Your BMI result explained.
Being underweight could be a sign that you're not eating enough or that you may be ill. If you're underweight, your GP can help. Find out more in underweight adults.
Ethnicity and diabetes risk
Black, Asian and other minority ethnic groups (BMEs) have a higher risk of developing some chronic conditions, such as type 2 diabetes.
BME adults with a:
- BMI of 23 or more are at increased risk
- BMI of 27.5 or more are at high risk
Why waist size matters
Measuring your waist is a good way to check you're not carrying too much fat around your stomach, which can raise your risk of heart disease, type 2 diabetes and stroke.
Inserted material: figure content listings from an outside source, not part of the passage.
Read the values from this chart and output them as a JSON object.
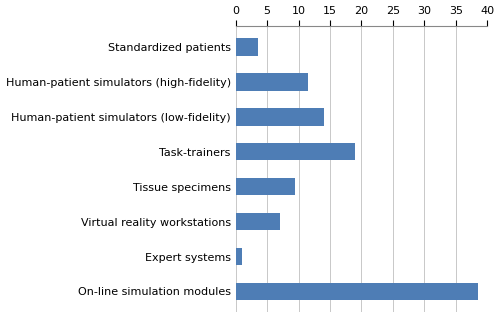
{
  "categories": [
    "On-line simulation modules",
    "Expert systems",
    "Virtual reality workstations",
    "Tissue specimens",
    "Task-trainers",
    "Human-patient simulators (low-fidelity)",
    "Human-patient simulators (high-fidelity)",
    "Standardized patients"
  ],
  "values": [
    38.5,
    1.0,
    7.0,
    9.5,
    19.0,
    14.0,
    11.5,
    3.5
  ],
  "bar_color": "#4e7db5",
  "xlim": [
    0,
    40
  ],
  "xticks": [
    0,
    5,
    10,
    15,
    20,
    25,
    30,
    35,
    40
  ],
  "bar_height": 0.5,
  "background_color": "#ffffff",
  "grid_color": "#c8c8c8",
  "tick_label_fontsize": 8.0,
  "ylabel_fontsize": 8.0
}
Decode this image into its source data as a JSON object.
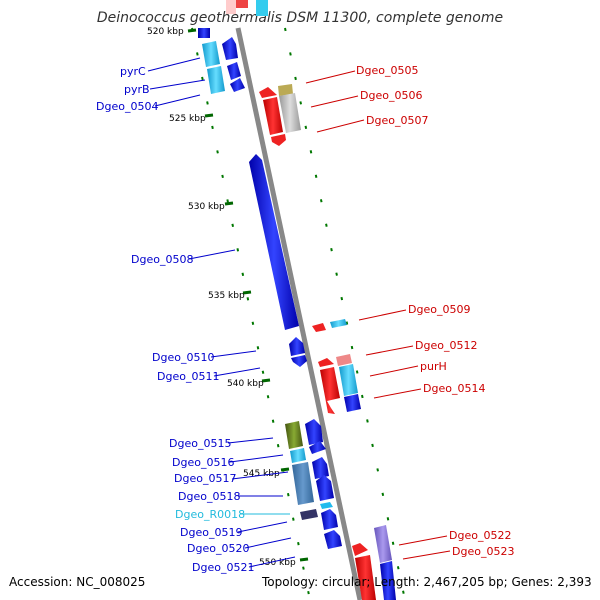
{
  "title": "Deinococcus geothermalis DSM 11300, complete genome",
  "footer": {
    "accession": "Accession: NC_008025",
    "summary": "Topology: circular; Length: 2,467,205 bp; Genes: 2,393"
  },
  "tick_labels": [
    "520 kbp",
    "525 kbp",
    "530 kbp",
    "535 kbp",
    "540 kbp",
    "545 kbp",
    "550 kbp"
  ],
  "left_labels": [
    {
      "text": "pyrC",
      "color": "#0000cc"
    },
    {
      "text": "pyrB",
      "color": "#0000cc"
    },
    {
      "text": "Dgeo_0504",
      "color": "#0000cc"
    },
    {
      "text": "Dgeo_0508",
      "color": "#0000cc"
    },
    {
      "text": "Dgeo_0510",
      "color": "#0000cc"
    },
    {
      "text": "Dgeo_0511",
      "color": "#0000cc"
    },
    {
      "text": "Dgeo_0515",
      "color": "#0000cc"
    },
    {
      "text": "Dgeo_0516",
      "color": "#0000cc"
    },
    {
      "text": "Dgeo_0517",
      "color": "#0000cc"
    },
    {
      "text": "Dgeo_0518",
      "color": "#0000cc"
    },
    {
      "text": "Dgeo_R0018",
      "color": "#22bbdd"
    },
    {
      "text": "Dgeo_0519",
      "color": "#0000cc"
    },
    {
      "text": "Dgeo_0520",
      "color": "#0000cc"
    },
    {
      "text": "Dgeo_0521",
      "color": "#0000cc"
    }
  ],
  "right_labels": [
    {
      "text": "Dgeo_0505",
      "color": "#cc0000"
    },
    {
      "text": "Dgeo_0506",
      "color": "#cc0000"
    },
    {
      "text": "Dgeo_0507",
      "color": "#cc0000"
    },
    {
      "text": "Dgeo_0509",
      "color": "#cc0000"
    },
    {
      "text": "Dgeo_0512",
      "color": "#cc0000"
    },
    {
      "text": "purH",
      "color": "#cc0000"
    },
    {
      "text": "Dgeo_0514",
      "color": "#cc0000"
    },
    {
      "text": "Dgeo_0522",
      "color": "#cc0000"
    },
    {
      "text": "Dgeo_0523",
      "color": "#cc0000"
    }
  ],
  "colors": {
    "backbone": "#888888",
    "reverse_strand": "#0000ee",
    "forward_strand": "#ee0000",
    "cyan_gene": "#33ccee",
    "grey_gene": "#bbbbbb",
    "olive_gene": "#667722",
    "tick": "#006600"
  }
}
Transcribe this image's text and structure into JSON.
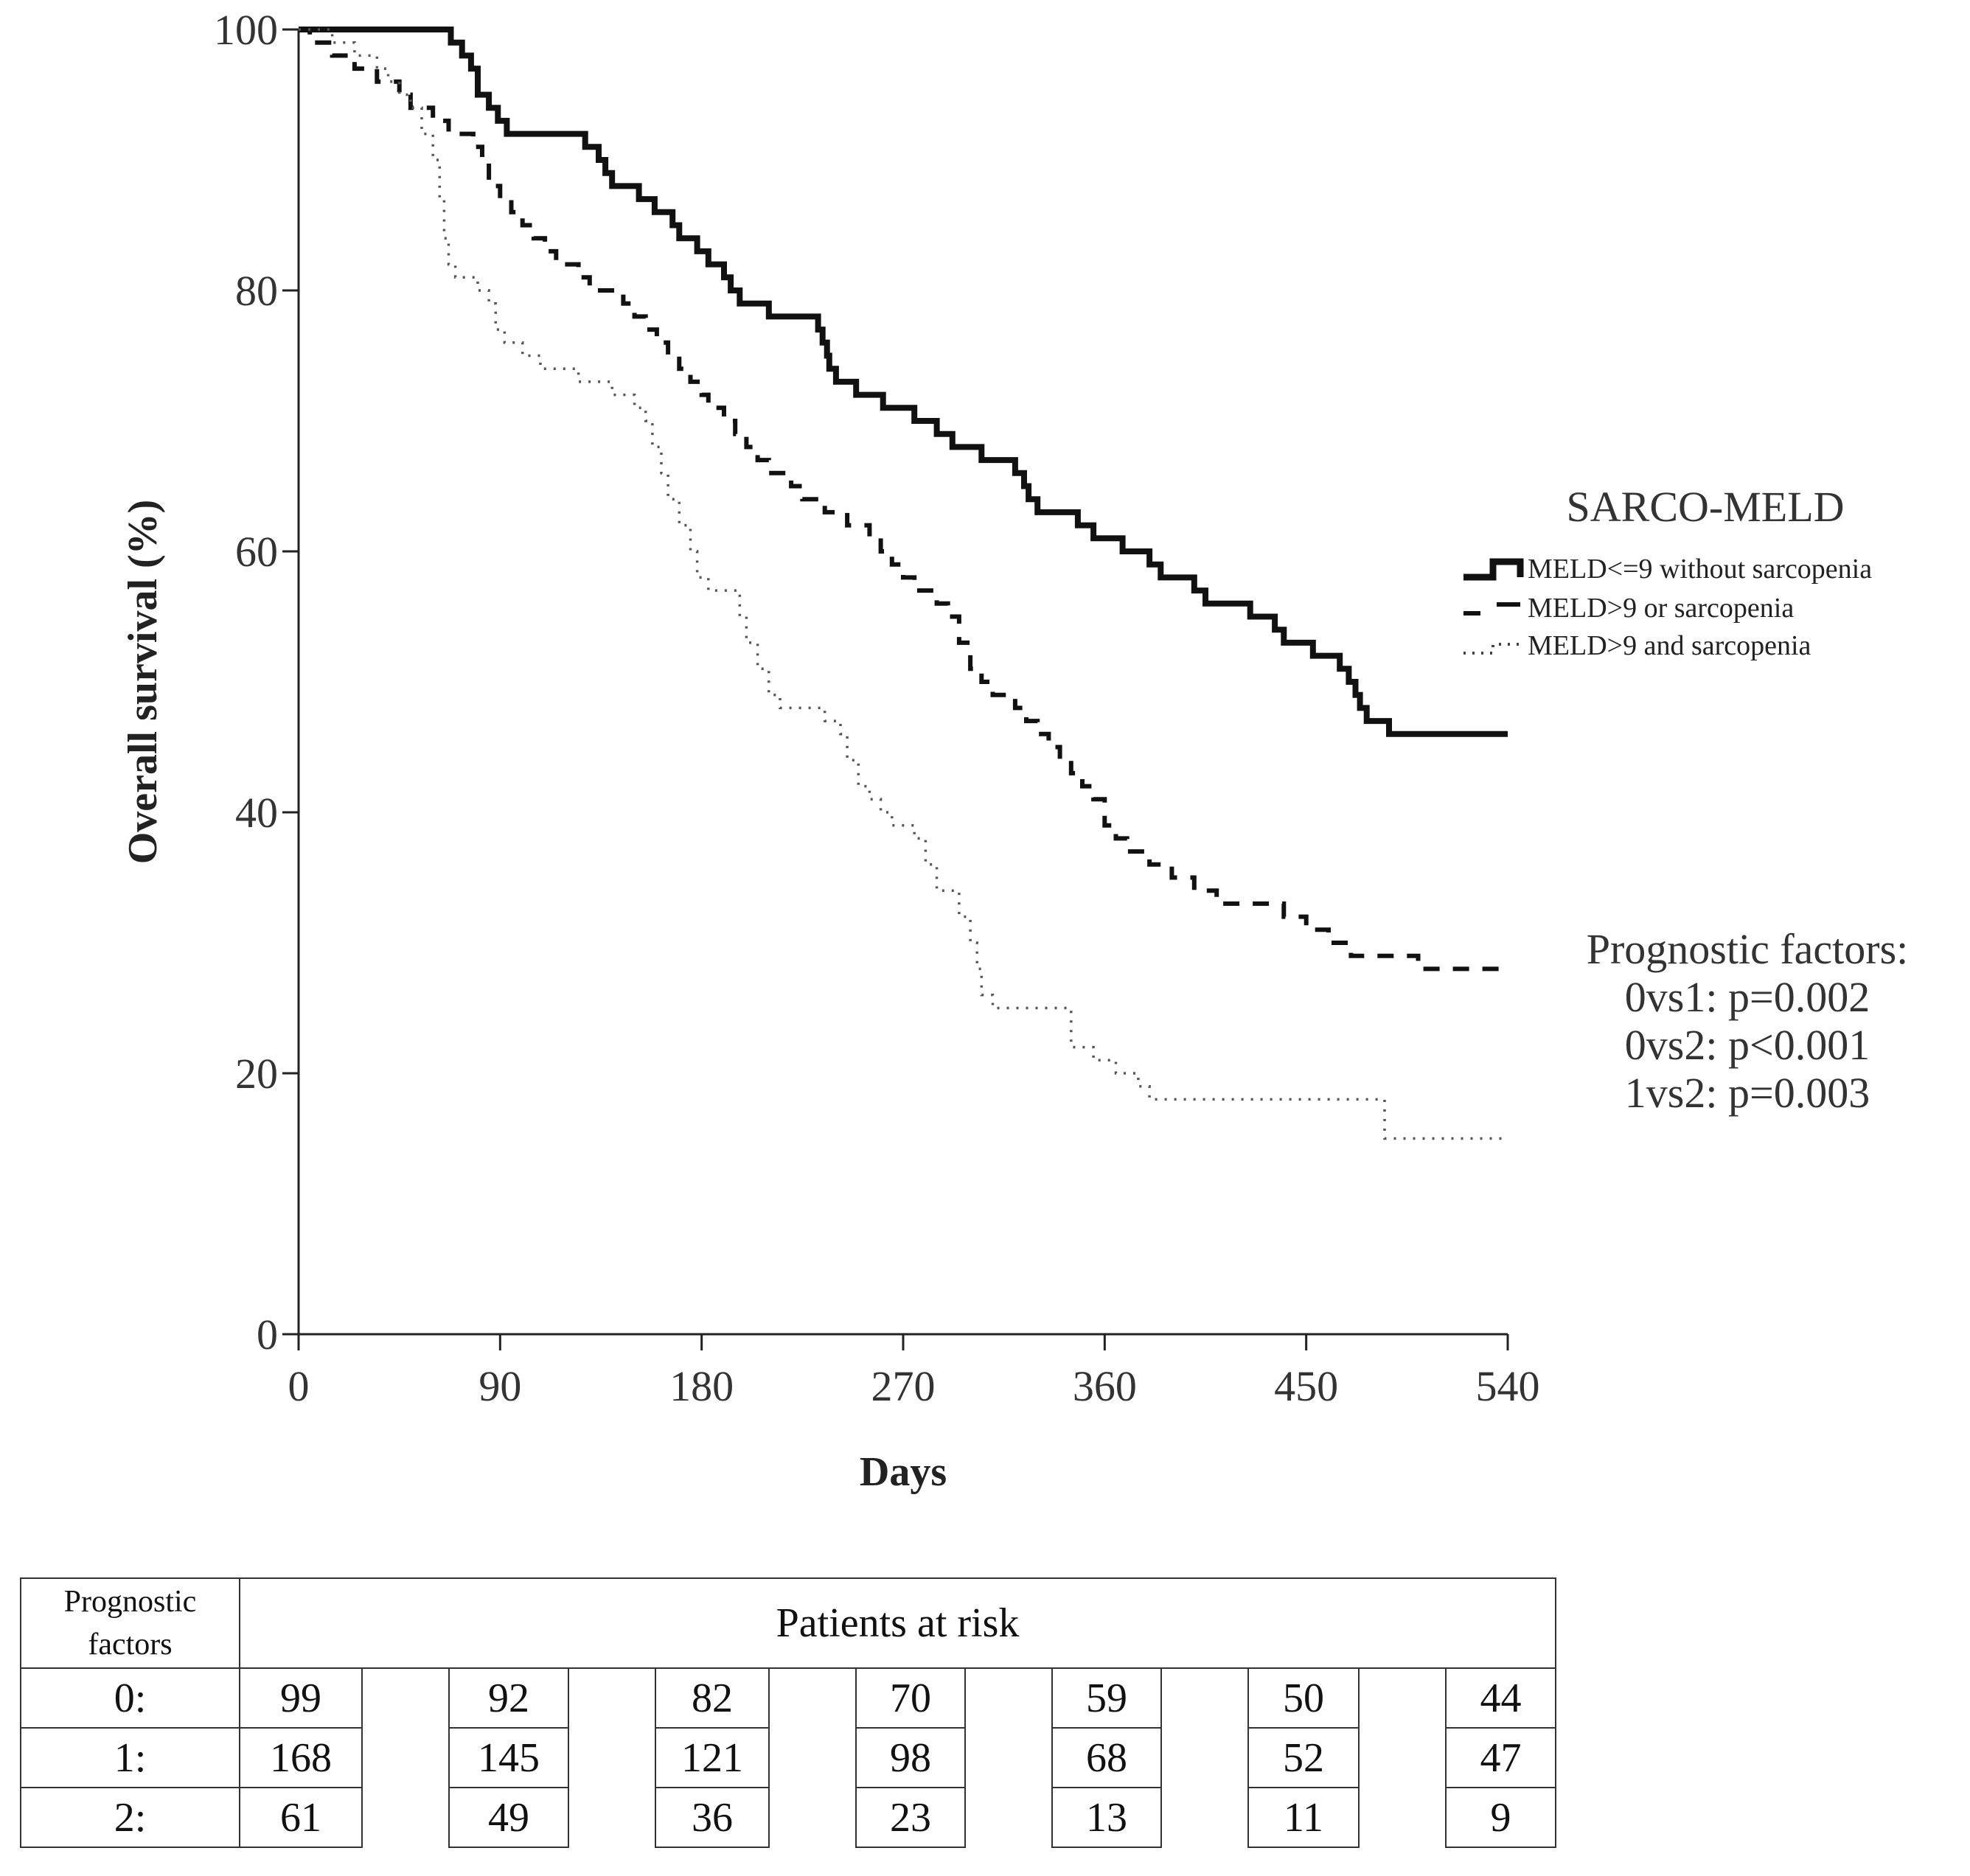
{
  "chart_data": {
    "type": "line",
    "subtype": "kaplan-meier",
    "xlabel": "Days",
    "ylabel": "Overall survival (%)",
    "xlim": [
      0,
      540
    ],
    "ylim": [
      0,
      100
    ],
    "x_ticks": [
      0,
      90,
      180,
      270,
      360,
      450,
      540
    ],
    "y_ticks": [
      0,
      20,
      40,
      60,
      80,
      100
    ],
    "legend_title": "SARCO-MELD",
    "legend_position": "right",
    "series": [
      {
        "name": "MELD<=9 without sarcopenia",
        "style": "solid",
        "steps": [
          [
            0,
            100
          ],
          [
            60,
            100
          ],
          [
            68,
            99
          ],
          [
            73,
            98
          ],
          [
            77,
            97
          ],
          [
            80,
            95
          ],
          [
            85,
            94
          ],
          [
            89,
            93
          ],
          [
            93,
            92
          ],
          [
            105,
            92
          ],
          [
            122,
            92
          ],
          [
            128,
            91
          ],
          [
            134,
            90
          ],
          [
            137,
            89
          ],
          [
            140,
            88
          ],
          [
            152,
            87
          ],
          [
            159,
            86
          ],
          [
            167,
            85
          ],
          [
            170,
            84
          ],
          [
            178,
            83
          ],
          [
            183,
            82
          ],
          [
            190,
            81
          ],
          [
            193,
            80
          ],
          [
            197,
            79
          ],
          [
            209,
            79
          ],
          [
            210,
            78
          ],
          [
            227,
            78
          ],
          [
            232,
            77
          ],
          [
            234,
            76
          ],
          [
            236,
            75
          ],
          [
            237,
            74
          ],
          [
            240,
            73
          ],
          [
            248,
            73
          ],
          [
            249,
            72
          ],
          [
            259,
            72
          ],
          [
            261,
            71
          ],
          [
            272,
            71
          ],
          [
            275,
            70
          ],
          [
            284,
            70
          ],
          [
            285,
            69
          ],
          [
            292,
            68
          ],
          [
            303,
            68
          ],
          [
            305,
            67
          ],
          [
            315,
            67
          ],
          [
            320,
            66
          ],
          [
            324,
            65
          ],
          [
            326,
            64
          ],
          [
            330,
            63
          ],
          [
            339,
            63
          ],
          [
            346,
            63
          ],
          [
            348,
            62
          ],
          [
            355,
            61
          ],
          [
            366,
            61
          ],
          [
            368,
            60
          ],
          [
            377,
            60
          ],
          [
            380,
            59
          ],
          [
            385,
            58
          ],
          [
            396,
            58
          ],
          [
            400,
            57
          ],
          [
            405,
            56
          ],
          [
            418,
            56
          ],
          [
            425,
            55
          ],
          [
            432,
            55
          ],
          [
            436,
            54
          ],
          [
            440,
            53
          ],
          [
            451,
            53
          ],
          [
            453,
            52
          ],
          [
            461,
            52
          ],
          [
            465,
            51
          ],
          [
            469,
            50
          ],
          [
            472,
            49
          ],
          [
            474,
            48
          ],
          [
            477,
            47
          ],
          [
            486,
            47
          ],
          [
            487,
            46
          ],
          [
            513,
            46
          ],
          [
            540,
            46
          ]
        ]
      },
      {
        "name": "MELD>9 or sarcopenia",
        "style": "dashed",
        "steps": [
          [
            0,
            100
          ],
          [
            5,
            99
          ],
          [
            15,
            98
          ],
          [
            25,
            97
          ],
          [
            35,
            96
          ],
          [
            45,
            95
          ],
          [
            50,
            94
          ],
          [
            60,
            93
          ],
          [
            67,
            92
          ],
          [
            72,
            92
          ],
          [
            78,
            91
          ],
          [
            82,
            90
          ],
          [
            85,
            88
          ],
          [
            90,
            87
          ],
          [
            95,
            86
          ],
          [
            100,
            85
          ],
          [
            105,
            84
          ],
          [
            110,
            83
          ],
          [
            115,
            82
          ],
          [
            125,
            81
          ],
          [
            130,
            80
          ],
          [
            140,
            80
          ],
          [
            145,
            79
          ],
          [
            150,
            78
          ],
          [
            155,
            77
          ],
          [
            160,
            76
          ],
          [
            165,
            75
          ],
          [
            170,
            74
          ],
          [
            175,
            73
          ],
          [
            180,
            72
          ],
          [
            183,
            71
          ],
          [
            190,
            70
          ],
          [
            195,
            69
          ],
          [
            200,
            68
          ],
          [
            205,
            67
          ],
          [
            210,
            66
          ],
          [
            220,
            65
          ],
          [
            225,
            64
          ],
          [
            235,
            63
          ],
          [
            245,
            62
          ],
          [
            255,
            61
          ],
          [
            260,
            60
          ],
          [
            265,
            59
          ],
          [
            270,
            58
          ],
          [
            275,
            57
          ],
          [
            285,
            56
          ],
          [
            290,
            55
          ],
          [
            295,
            53
          ],
          [
            300,
            51
          ],
          [
            305,
            50
          ],
          [
            310,
            49
          ],
          [
            320,
            48
          ],
          [
            325,
            47
          ],
          [
            330,
            46
          ],
          [
            335,
            45
          ],
          [
            340,
            44
          ],
          [
            345,
            43
          ],
          [
            350,
            42
          ],
          [
            355,
            41
          ],
          [
            360,
            39
          ],
          [
            365,
            38
          ],
          [
            370,
            37
          ],
          [
            380,
            36
          ],
          [
            390,
            35
          ],
          [
            400,
            34
          ],
          [
            410,
            33
          ],
          [
            430,
            33
          ],
          [
            440,
            32
          ],
          [
            450,
            31
          ],
          [
            460,
            30
          ],
          [
            470,
            29
          ],
          [
            490,
            29
          ],
          [
            500,
            28
          ],
          [
            530,
            28
          ],
          [
            540,
            28
          ]
        ]
      },
      {
        "name": "MELD>9 and sarcopenia",
        "style": "dotted",
        "steps": [
          [
            0,
            100
          ],
          [
            15,
            99
          ],
          [
            25,
            98
          ],
          [
            35,
            97
          ],
          [
            40,
            96
          ],
          [
            45,
            95
          ],
          [
            50,
            94
          ],
          [
            55,
            92
          ],
          [
            60,
            90
          ],
          [
            63,
            87
          ],
          [
            65,
            84
          ],
          [
            67,
            82
          ],
          [
            70,
            81
          ],
          [
            78,
            81
          ],
          [
            80,
            80
          ],
          [
            85,
            79
          ],
          [
            88,
            77
          ],
          [
            92,
            76
          ],
          [
            100,
            75
          ],
          [
            108,
            74
          ],
          [
            122,
            74
          ],
          [
            125,
            73
          ],
          [
            135,
            73
          ],
          [
            140,
            72
          ],
          [
            150,
            71
          ],
          [
            155,
            70
          ],
          [
            158,
            68
          ],
          [
            162,
            66
          ],
          [
            165,
            64
          ],
          [
            170,
            62
          ],
          [
            175,
            60
          ],
          [
            178,
            58
          ],
          [
            183,
            57
          ],
          [
            195,
            57
          ],
          [
            197,
            55
          ],
          [
            200,
            53
          ],
          [
            205,
            51
          ],
          [
            210,
            49
          ],
          [
            215,
            48
          ],
          [
            230,
            48
          ],
          [
            235,
            47
          ],
          [
            242,
            46
          ],
          [
            245,
            44
          ],
          [
            250,
            42
          ],
          [
            255,
            41
          ],
          [
            260,
            40
          ],
          [
            265,
            39
          ],
          [
            275,
            38
          ],
          [
            280,
            36
          ],
          [
            285,
            34
          ],
          [
            295,
            32
          ],
          [
            300,
            30
          ],
          [
            303,
            28
          ],
          [
            305,
            26
          ],
          [
            310,
            25
          ],
          [
            340,
            25
          ],
          [
            345,
            22
          ],
          [
            355,
            21
          ],
          [
            365,
            20
          ],
          [
            375,
            19
          ],
          [
            380,
            18
          ],
          [
            420,
            18
          ],
          [
            480,
            18
          ],
          [
            485,
            15
          ],
          [
            540,
            15
          ]
        ]
      }
    ],
    "annotations": {
      "title": "Prognostic factors:",
      "lines": [
        "0vs1: p=0.002",
        "0vs2: p<0.001",
        "1vs2: p=0.003"
      ]
    }
  },
  "risk_table": {
    "header_label_line1": "Prognostic",
    "header_label_line2": "factors",
    "header_title": "Patients at risk",
    "rows": [
      {
        "label": "0:",
        "values": [
          "99",
          "92",
          "82",
          "70",
          "59",
          "50",
          "44"
        ]
      },
      {
        "label": "1:",
        "values": [
          "168",
          "145",
          "121",
          "98",
          "68",
          "52",
          "47"
        ]
      },
      {
        "label": "2:",
        "values": [
          "61",
          "49",
          "36",
          "23",
          "13",
          "11",
          "9"
        ]
      }
    ]
  }
}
You can have a healthy BMI and still have excess tummy fat – meaning you're still at risk of developing these diseases.
To measure your waist:
- find the bottom of your ribs and the top of your hips
- wrap a tape measure around your waist midway between these points
- breathe out naturally before taking the measurement
Regardless of your height or BMI, you should try to lose weight if your waist is:
- 94cm (37ins) or more (men)
- 80cm (31.5ins) or more (women)
You are at very high risk and you should contact your GP if your waist is:
- 102cm (40ins) or more (men)
- 88cm (34ins) or more (women)
For children and young people aged two to 18, the BMI calculator takes into account age and gender as well as height and weight.
Obese children are thought to be at increased risk of a variety of health conditions, and they're also more likely to be overweight or obese as adults.
The BMI calculator works out if a child or young person is:
- underweight: on the 2nd centile or below. If you're concerned about your child's weight, see your GP. Find out more in underweight children
- healthy weight: between the 2nd and 91st centiles
- overweight: 91st centile or above. Get tips on how to encourage your child to be more active and eat well
- obese: 98th centile or above. If you're concerned about your child's weight, see your GP. Find out more in very overweight children
A child's BMI is expressed as a "centile" to show how their BMI compares to children who took part in national surveys. For example, a girl on the 75th centile is heavier than 75 out of 100 other girls her age.
Measuring waist size is not routinely advised for children because it doesn't take their height into account.
If you're concerned about your child's weight, contact your GP who may be able to refer you to your local healthy lifestyle programme for children, young people and families.
Limitations of the BMI
Your BMI can tell you if you're carrying too much weight but it can't tell if you're carrying too much fat. The BMI can't tell the difference between excess fat, muscle, or bone.
The adult BMI does not take into account age, gender or muscle mass. This means that:
- very muscular adults and athletes may be classed "overweight" or "obese" even though their body fat is low
- adults who lose muscle as they get older may fall in the "healthy weight" range even though they may be carrying excess fat
However, the BMI is a relatively straightforward and convenient method of assessing someone's weight.
Your can use your BMI result as a starting point for further discussion with your GP about your weight and your general health.
If you're suffering from an eating disorder, the BMI calculator results do not apply. Please seek further advice from your GP.